Pastors of predominantly black churches are asking for an early voting location in South St. Pete; but the supervisor of elections in Pinellas County is rejecting that request. In a press conference Friday morning at the Lake Vista Recreation Center in South St. Petersburg, Bethel Community Baptist Church Pastor Manuel Sykes said the rec center on 62nd Avenue South would be a perfect early voting location within the black community.
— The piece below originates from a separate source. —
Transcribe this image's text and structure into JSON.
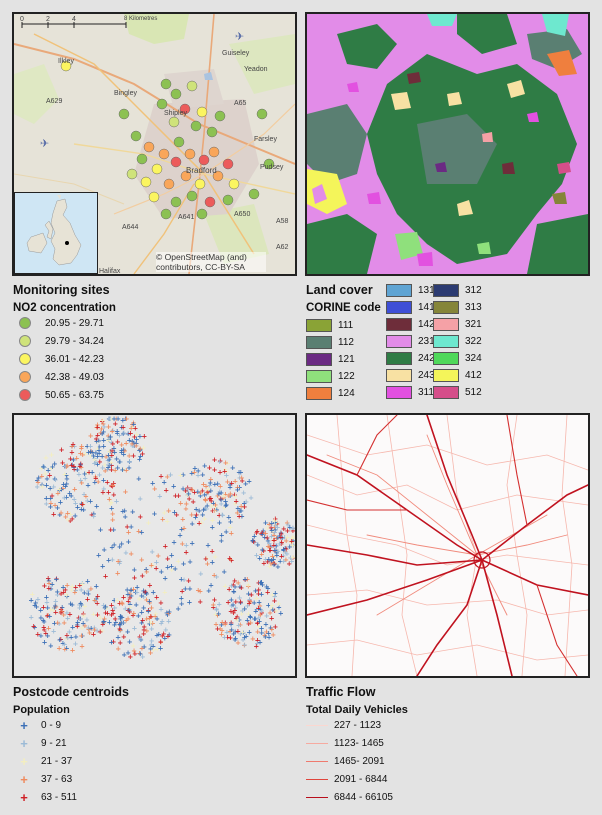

But Jason Latimer, communications director for the Pinellas County Supervisor of Elections, says there are no plans to add any more early voting locations. He points to a 41 percent vote-by-mail rate and says there are plenty of chances for easy ballot access to all Pinellas voters. There’s an in-person early voting location in Gulfport, about six miles away and a vote-by-mail ballot drop-off site two blocks away. But the pastors, including Rev. Louis Murphy of Mt. Zion Progressive Baptist Church, say many residents without transportation options need something closer.

Murphy calls it “a clear case of voter suppression” and suggested that it could be a political move by Republican Supervisor of Elections Deborah Clark to suppress the Democratic vote in an African-American neighborhood. It’s a claim the Supervisor’s office rejects. Democratic St. Petersburg Mayor Rick Kriseman is also calling for the additional early voting site on the city’s south side.